Keeping mould away
Mould is the bad enemy of bread.
It is a fungus feeding on moist organic matters.
Mould cannot prosper on dry substances or exposed to daylight.
If you leave a loaf of bread exposed to the air; it will not get mouldy unless the humidity of the air is exceptionally high.
But the exposed bread becomes dry and hard quickly.
Keeping the loaf in the fridge will retard the mould, but will give the crumb a staled texture and taste. This is especially noticeable in white bread.
Freezing the loaf, instead, will keep the freshness of the first day for many days and even weeks.
Bread that is kept in a plastic bag since the first day will get mouldy very soon.
The loaf must not be kept in a wooden box. Romantic and traditional, they are too dark inside and sometimes not properly ventilated. So the loaf and the box itself frequently get moulded at once.
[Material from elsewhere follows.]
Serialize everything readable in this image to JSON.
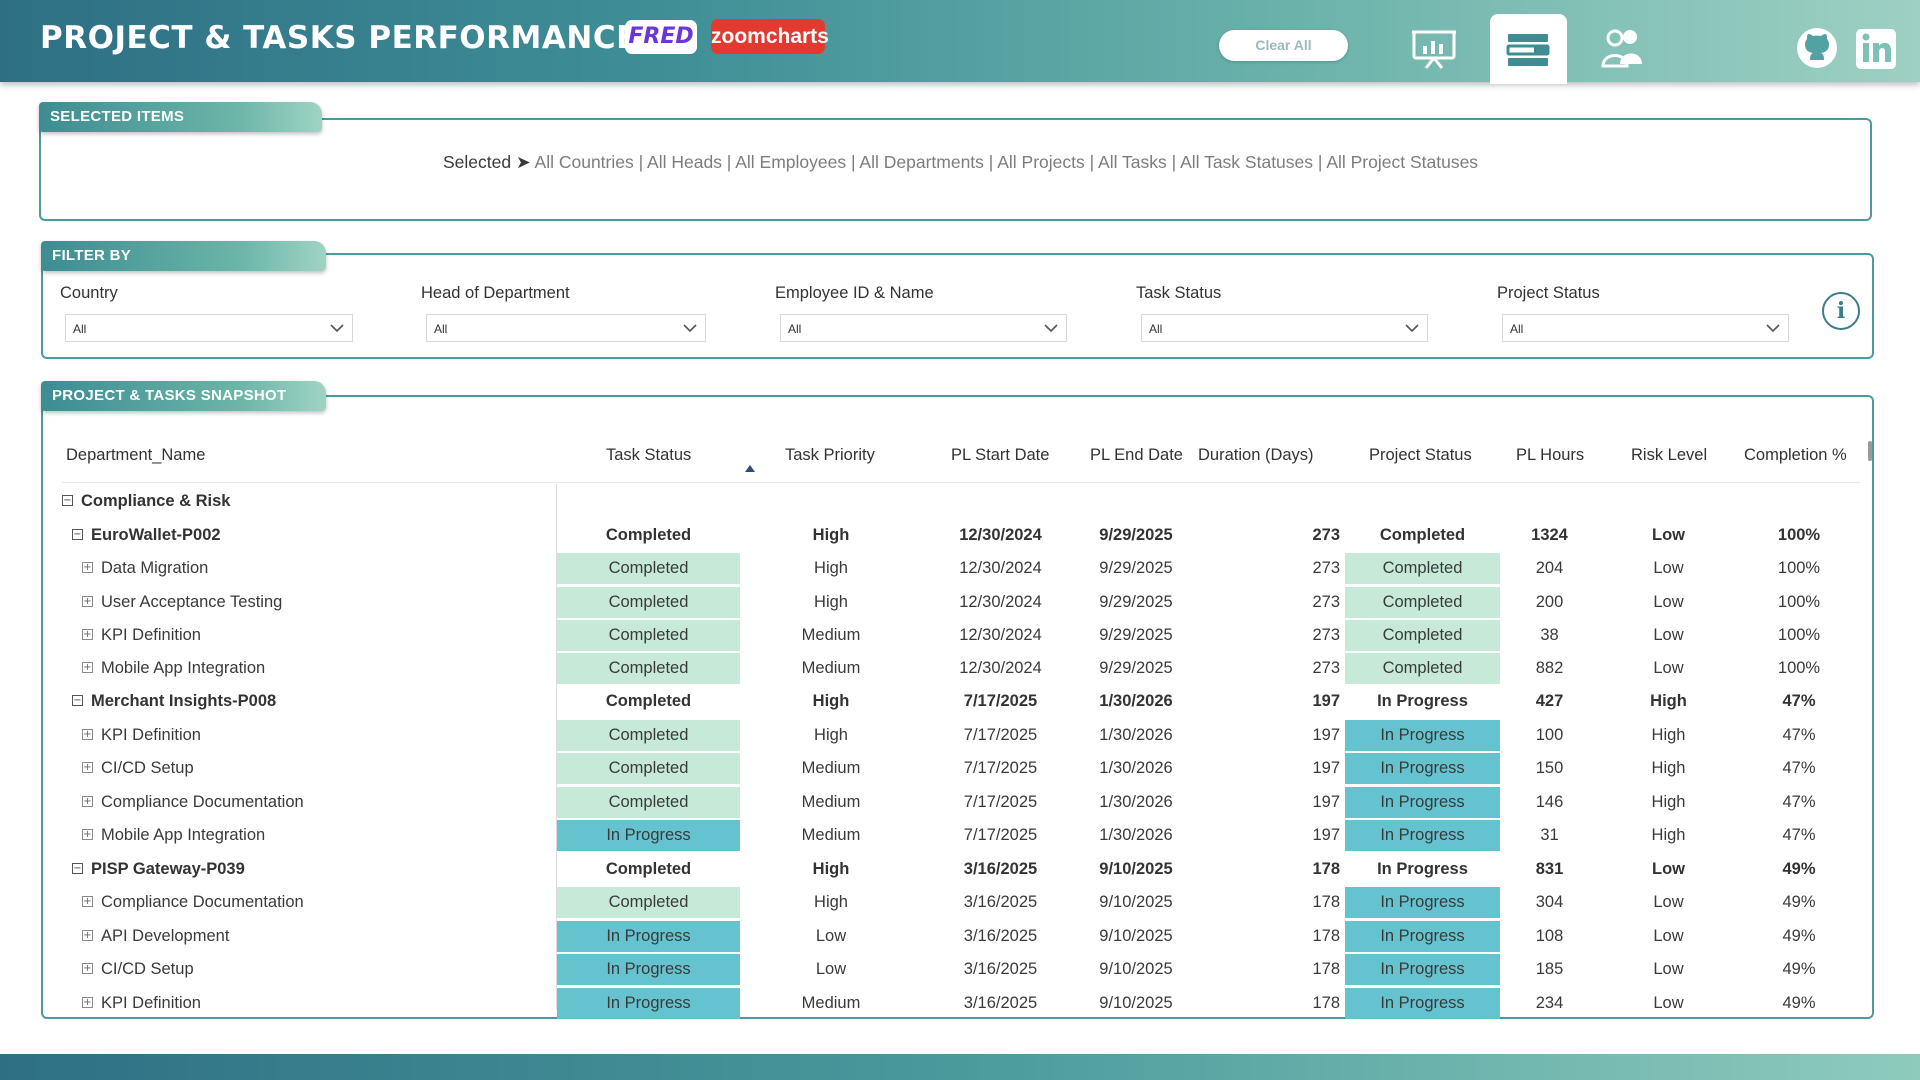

If you are a slow bread eater and will take a whole week or more to finish a loaf, the best you can do is to slice it and put the slices in several small freezer bags, a few slices in every bag and place them in your freezer. So every day you can take the exact amount of bread you are going to eat that day, while keeping the rest healthy and sound.
If you plan to eat your loaf in two or tree days,you can keep your loaf covered with a piece of cotton cloth or into a paper bag for the first day, to allow the elimination of excessive moisture. At the end of the first day you should put the loaf under the glass bell dome or in a plastic bag.
The glass dome and the plastic bag are transparent thus letting daylight to come in contact with the bread and to kill the fungus.